25 3,600 megawatts of wind and 1,200 MW of solar: what the OPA has contracted for which will all be paid for at above market prices, and will push that Global Adjustment pot up much further than it was in 2013.
26 The “renewable generation connection” charge: what we pay for Hydro One to connect wind and solar projects to the grid.
27 $12 billion: what Ontario’s ratepayers have handed over to pay off the residual stranded debt of $7.8 billion but here’s the bad news—there is still $3.9 billion to be paid.
28 $1.5 billion: the cost for the Province via the IESO to develop a “smart grid,” some of which is now appearing on our bills under the “regulatory” line.
29 $200 to 400 million a year, we pay to subsidize electricity consumption for large industrial users.
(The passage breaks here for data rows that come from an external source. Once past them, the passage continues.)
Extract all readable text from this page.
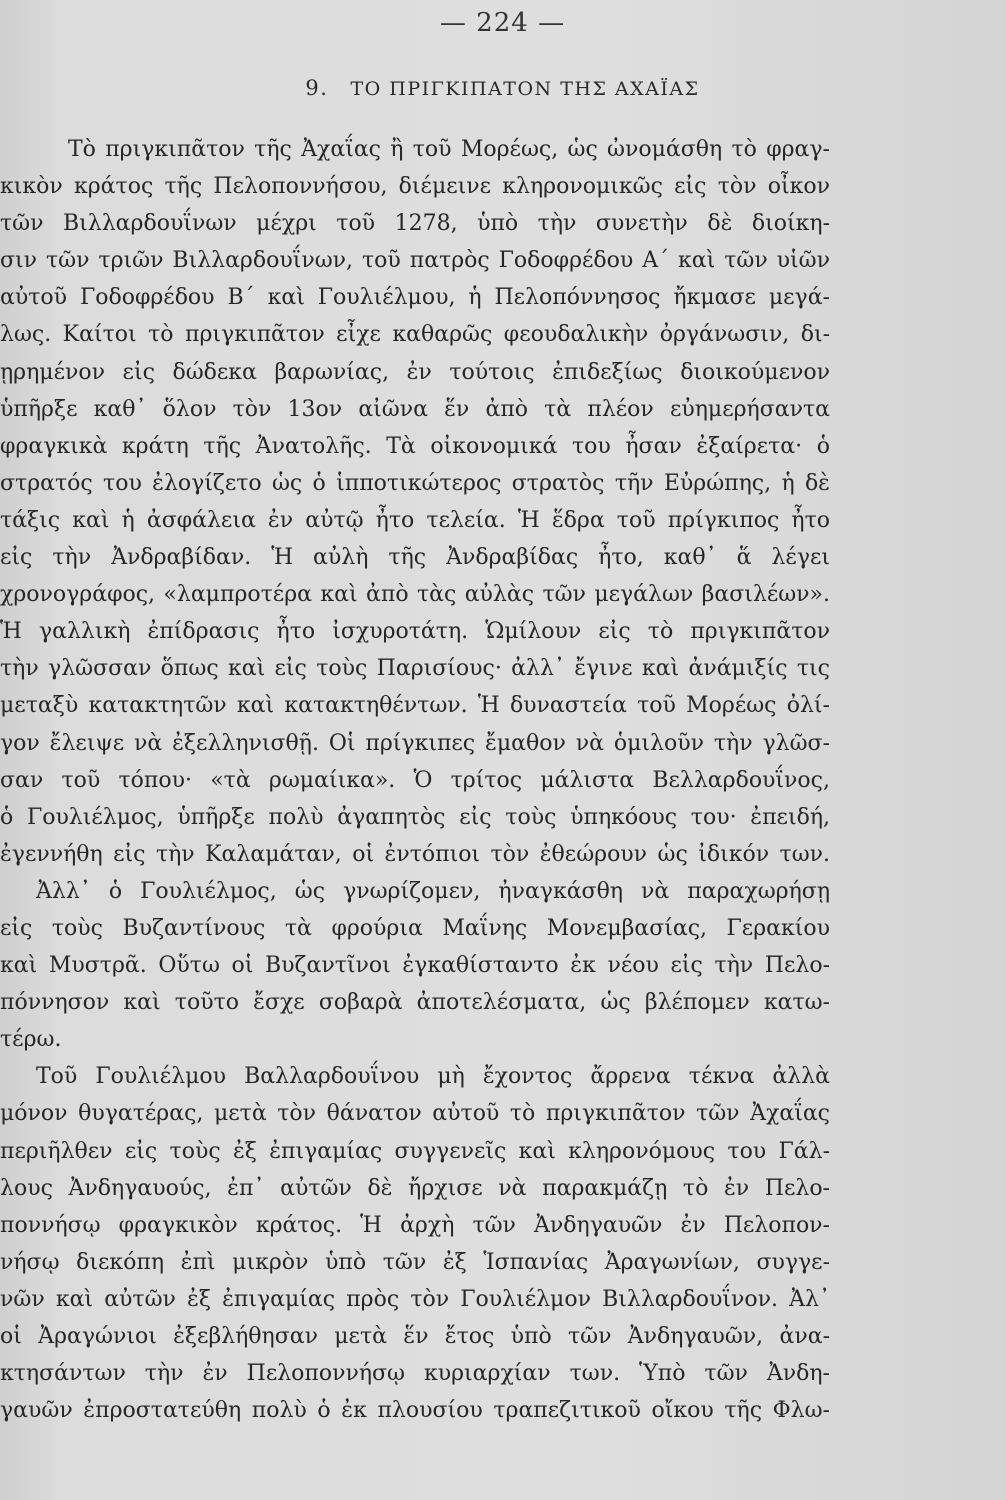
— 224 —
9. ΤΟ ΠΡΙΓΚΙΠΑΤΟΝ ΤΗΣ ΑΧΑΪΑΣ
Τὸ πριγκιπᾶτον τῆς Ἀχαΐας ἢ τοῦ Μορέως, ὡς ὠνομάσθη τὸ φραγ-
κικὸν κράτος τῆς Πελοποννήσου, διέμεινε κληρονομικῶς εἰς τὸν οἶκον
τῶν Βιλλαρδουΐνων μέχρι τοῦ 1278, ὑπὸ τὴν συνετὴν δὲ διοίκη-
σιν τῶν τριῶν Βιλλαρδουΐνων, τοῦ πατρὸς Γοδοφρέδου Α΄ καὶ τῶν υἱῶν
αὐτοῦ Γοδοφρέδου Β΄ καὶ Γουλιέλμου, ἡ Πελοπόννησος ἤκμασε μεγά-
λως. Καίτοι τὸ πριγκιπᾶτον εἶχε καθαρῶς φεουδαλικὴν ὀργάνωσιν, δι-
ῃρημένον εἰς δώδεκα βαρωνίας, ἐν τούτοις ἐπιδεξίως διοικούμενον
ὑπῆρξε καθ᾽ ὅλον τὸν 13ον αἰῶνα ἕν ἀπὸ τὰ πλέον εὐημερήσαντα
φραγκικὰ κράτη τῆς Ἀνατολῆς. Τὰ οἰκονομικά του ἦσαν ἐξαίρετα· ὁ
στρατός του ἐλογίζετο ὡς ὁ ἱπποτικώτερος στρατὸς τῆν Εὐρώπης, ἡ δὲ
τάξις καὶ ἡ ἀσφάλεια ἐν αὐτῷ ἦτο τελεία. Ἡ ἕδρα τοῦ πρίγκιπος ἦτο
εἰς τὴν Ἀνδραβίδαν. Ἡ αὐλὴ τῆς Ἀνδραβίδας ἦτο, καθ᾽ ἅ λέγει
χρονογράφος, «λαμπροτέρα καὶ ἀπὸ τὰς αὐλὰς τῶν μεγάλων βασιλέων».
Ἡ γαλλικὴ ἐπίδρασις ἦτο ἰσχυροτάτη. Ὡμίλουν εἰς τὸ πριγκιπᾶτον
τὴν γλῶσσαν ὅπως καὶ εἰς τοὺς Παρισίους· ἀλλ᾽ ἔγινε καὶ ἀνάμιξίς τις
μεταξὺ κατακτητῶν καὶ κατακτηθέντων. Ἡ δυναστεία τοῦ Μορέως ὀλί-
γον ἔλειψε νὰ ἐξελληνισθῇ. Οἱ πρίγκιπες ἔμαθον νὰ ὁμιλοῦν τὴν γλῶσ-
σαν τοῦ τόπου· «τὰ ρωμαίικα». Ὁ τρίτος μάλιστα Βελλαρδουΐνος,
ὁ Γουλιέλμος, ὑπῆρξε πολὺ ἀγαπητὸς εἰς τοὺς ὑπηκόους του· ἐπειδή,
ἐγεννήθη εἰς τὴν Καλαμάταν, οἱ ἐντόπιοι τὸν ἐθεώρουν ὡς ἰδικόν των.
Ἀλλ᾽ ὁ Γουλιέλμος, ὡς γνωρίζομεν, ἠναγκάσθη νὰ παραχωρήσῃ
εἰς τοὺς Βυζαντίνους τὰ φρούρια Μαΐνης Μονεμβασίας, Γερακίου
καὶ Μυστρᾶ. Οὕτω οἱ Βυζαντῖνοι ἐγκαθίσταντο ἐκ νέου εἰς τὴν Πελο-
πόννησον καὶ τοῦτο ἔσχε σοβαρὰ ἀποτελέσματα, ὡς βλέπομεν κατω-
τέρω.
Τοῦ Γουλιέλμου Βαλλαρδουΐνου μὴ ἔχοντος ἄρρενα τέκνα ἀλλὰ
μόνον θυγατέρας, μετὰ τὸν θάνατον αὐτοῦ τὸ πριγκιπᾶτον τῶν Ἀχαΐας
περιῆλθεν εἰς τοὺς ἐξ ἐπιγαμίας συγγενεῖς καὶ κληρονόμους του Γάλ-
λους Ἀνδηγαυούς, ἐπ᾽ αὐτῶν δὲ ἤρχισε νὰ παρακμάζῃ τὸ ἐν Πελο-
ποννήσῳ φραγκικὸν κράτος. Ἡ ἀρχὴ τῶν Ἀνδηγαυῶν ἐν Πελοπον-
νήσῳ διεκόπη ἐπὶ μικρὸν ὑπὸ τῶν ἐξ Ἱσπανίας Ἀραγωνίων, συγγε-
νῶν καὶ αὐτῶν ἐξ ἐπιγαμίας πρὸς τὸν Γουλιέλμον Βιλλαρδουΐνον. Ἀλ᾽
οἱ Ἀραγώνιοι ἐξεβλήθησαν μετὰ ἕν ἔτος ὑπὸ τῶν Ἀνδηγαυῶν, ἀνα-
κτησάντων τὴν ἐν Πελοποννήσῳ κυριαρχίαν των. Ὑπὸ τῶν Ἀνδη-
γαυῶν ἐπροστατεύθη πολὺ ὁ ἐκ πλουσίου τραπεζιτικοῦ οἴκου τῆς Φλω-
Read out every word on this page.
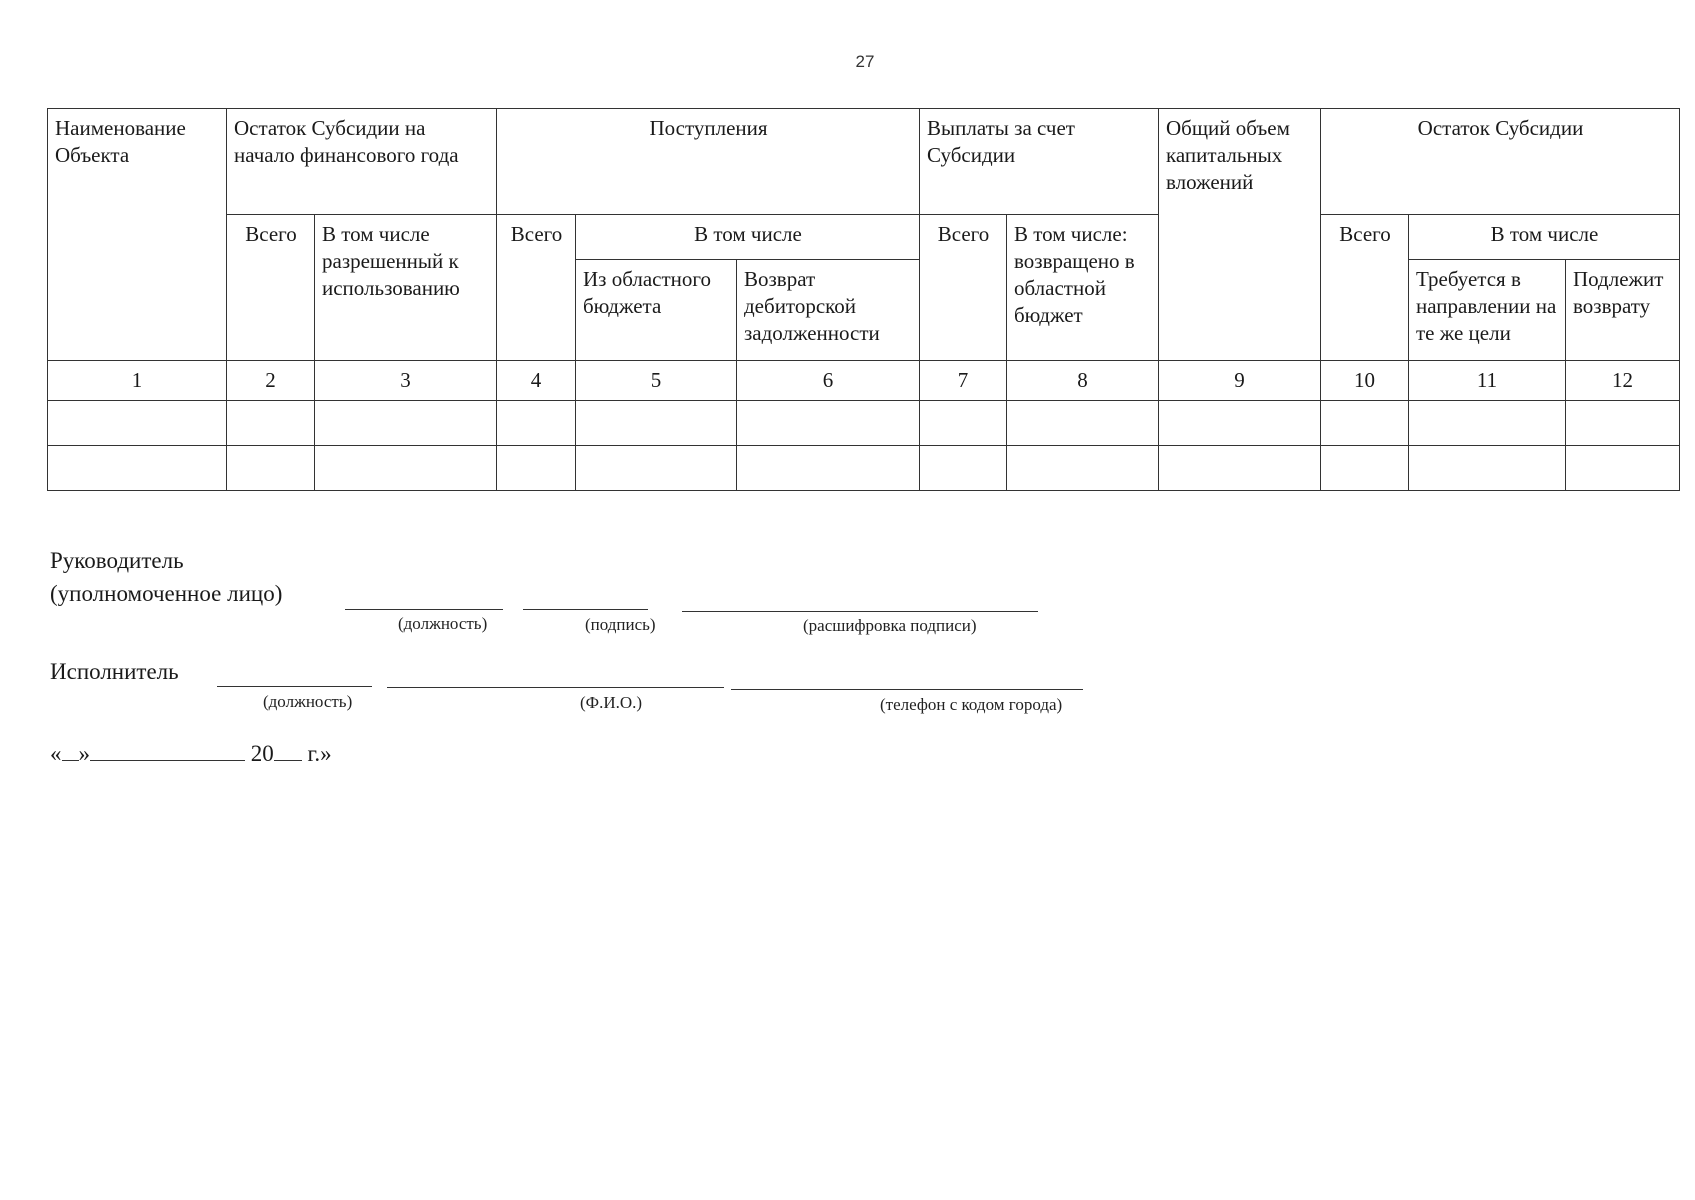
27
Наименование Объекта	Остаток Субсидии на начало финансового года		Поступления			Выплаты за счет Субсидии		Общий объем капитальных вложений	Остаток Субсидии		
	Всего	В том числе разрешенный к использованию	Всего	В том числе		Всего	В том числе: возвращено в областной бюджет		Всего	В том числе	
				Из областного бюджета	Возврат дебиторской задолженности					Требуется в направлении на те же цели	Подлежит возврату
1	2	3	4	5	6	7	8	9	10	11	12

Руководитель
(уполномоченное лицо)
(должность)	(подпись)	(расшифровка подписи)
Исполнитель
(должность)	(Ф.И.О.)	(телефон с кодом города)
« »	20 г.»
30 $1 billion a year: what we pay gas generators through a “net revenue requirement,” so they can be at the ready when the wind’s not blowing or the sun is not shining.
31 $ 1 billion a year and more: what taxpayers have been paying for the past four years to provide ratepayers with a “Ontario Clean Energy Benefit” of 10%. It expires in one year, meaning electricity bills will jump by 10% more.
So, no, it wasn’t your Christmas lights that jacked up your bill. Here’s hoping a light goes on somewhere in the halls at Queen’s Park, and the government takes action to stop this madness.
February 3, 2014
The opinions expressed are those of the author.